Artificially intelligent: Salsa Sound on harnessing the power of the data in our audio sensors
By Rob Oldfield, co-founder and CEO, Salsa SoundWe rely on sensors so much these days, whether that be for temperature, speed, distance, heartrate and more, but often-times we fail to recognise the high volume of contextual data that is available through microphones.
Historically we have viewed microphones only as sound capture devices, but they are far more than that; they are data gatherers and what’s more, they are cheap and we already have several tens of them deployed for every broadcast.
One of the challenges up until now however has been harnessing, extracting and processing the data that comes in audio form to these sensors so we can make use of this valuable data source.
Wealth of information
Thankfully, with advances in artificial intelligence (AI) and machine learning we are now able to extract a wealth of information from these sensors. This information can be used in a variety of different parts of the sport broadcast workflow, improving production efficiency, quality of content, enabling new workflows and fundamentally improving audience experience.
Areas where we have already seen AI for audio benefiting the broadcast industry and areas where we anticipate further development include the following:
- Automated/assistive audio mixing
- Automatic detection of errors/problems in the audio stream
- Auto classification of microphone inputs
- Suggested audio processors to be applied to specific microphones
- Generation of match metadata based on crowd analytics of available microphones
- Real time match metadata extraction – heat maps/play patterns, key event tagging eg ref’s whistle, corners, free kicks
- Additional tracking data source to verify/augment other sources
- Auto-highlight generation
- Graphic triggering
- Speech-to-text on eg, commentary feed for auto-subtitling and content metadata
- Automatic language detection
- Content archives – computing similarities/differences between sources, auto tagging/mining
All this can make it seem like AI is the panacea for all our problems and all you need to do is just throw the AI black box at any problem and it will magically get solved. Sadly, this is not quite the case, and a lot of development goes into successfully implementing and optimising these algorithms. It’s very easy to do AI wrong, but when it is done right it is an extremely powerful tool.
Right tools for the job
It’s also very important to make sure that we are using the right tools for the right job. Some tasks don’t even need AI at all (even if our marketing departments would like to think we were using it!). For the tasks where AI is appropriate, there are many different types of AI to choose from and choosing the correct one will dictate whether the application is successful or not.
In audio, the most common type of AI is machine learning and in particular the application of deep neural networks (it is this technology for example that Salsa Sound’s automixing solutions utilise). The basic premise of machine learning is to teach a computer to make decisions for you. The exact approaches vary but basically it’s about getting a computer to recognise and categorise data based on previous observations, in much the same way as us humans figure out the world around us (through experience).

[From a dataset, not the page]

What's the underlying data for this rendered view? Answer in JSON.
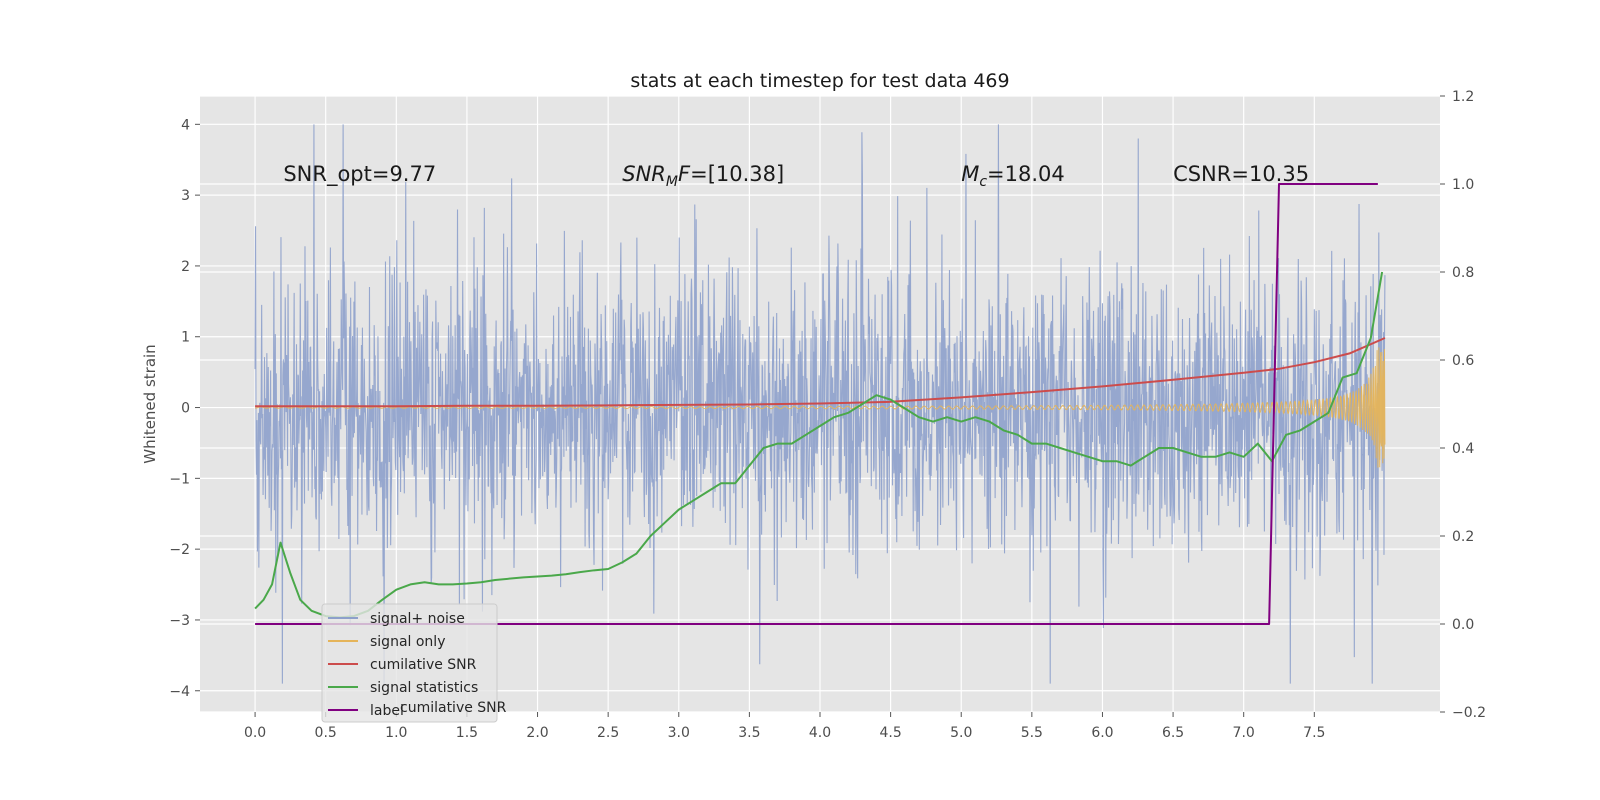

So, what this looks like in a practical scenario is first of all figuring out what exactly you want the machine to recognise (what events are we listening for). The second step is to figure out what stats and data representation you want your computer to use to recognise those events (how are they best described. For example, it is not typical to train a computer just on audio data but rather to put the audio through a pre-processor/feature extraction stage first, for example when we run speech recognition at Salsa Sound, we typically use spectrograms that have been specifically tuned and optimised for perceptually significant bands as this has been proven the most effective method.
Once the best possible data descriptors are found we then need to give the machine loads of examples of the type of sound we are looking for, along with tags (points at which that sound occurred). This is the data that the machine will learn from. It’s like showing a child lots of pictures of penguins and each time telling them, “That’s a penguin”; you do that enough times they will learn to recognise a penguin without needing to be told any more.
A neural network will process all of these training samples and will find a model (complicated stats) that best describes them so that when the new data is input and the same pre-processing algorithms are computed, the machine will be able to classify the audio as being an event of that type (or not). This is the main difference between a traditional software algorithm where you define the input, and the algorithm that gets to the desired output, whereas machine learning you just define the input and the outputs and let the machine figure out the best way of getting from A to B.
Performing better
Perhaps the biggest challenge in this workflow is the manual tagging of the data, as neural networks typically perform better when they are given more data examples and larger data sets. Accurately tagging data is difficult and extremely time-consuming and requires contextually accurate data if it is to be effective.
Once we have our tagged dataset and have put this through a neural network trainer, we will receive as an output a neural network model which can then be let out into the wild running on unseen audio in real time to facilitate all of the exciting opportunities mentioned above.
So, AI isn’t the mystical panacea to all our ills; it requires careful planning, implementation and optimisation, but if used correctly it can improve production efficiency (doing more for less), increase quality of content, enable new workflows and fundamentally improve audience experience.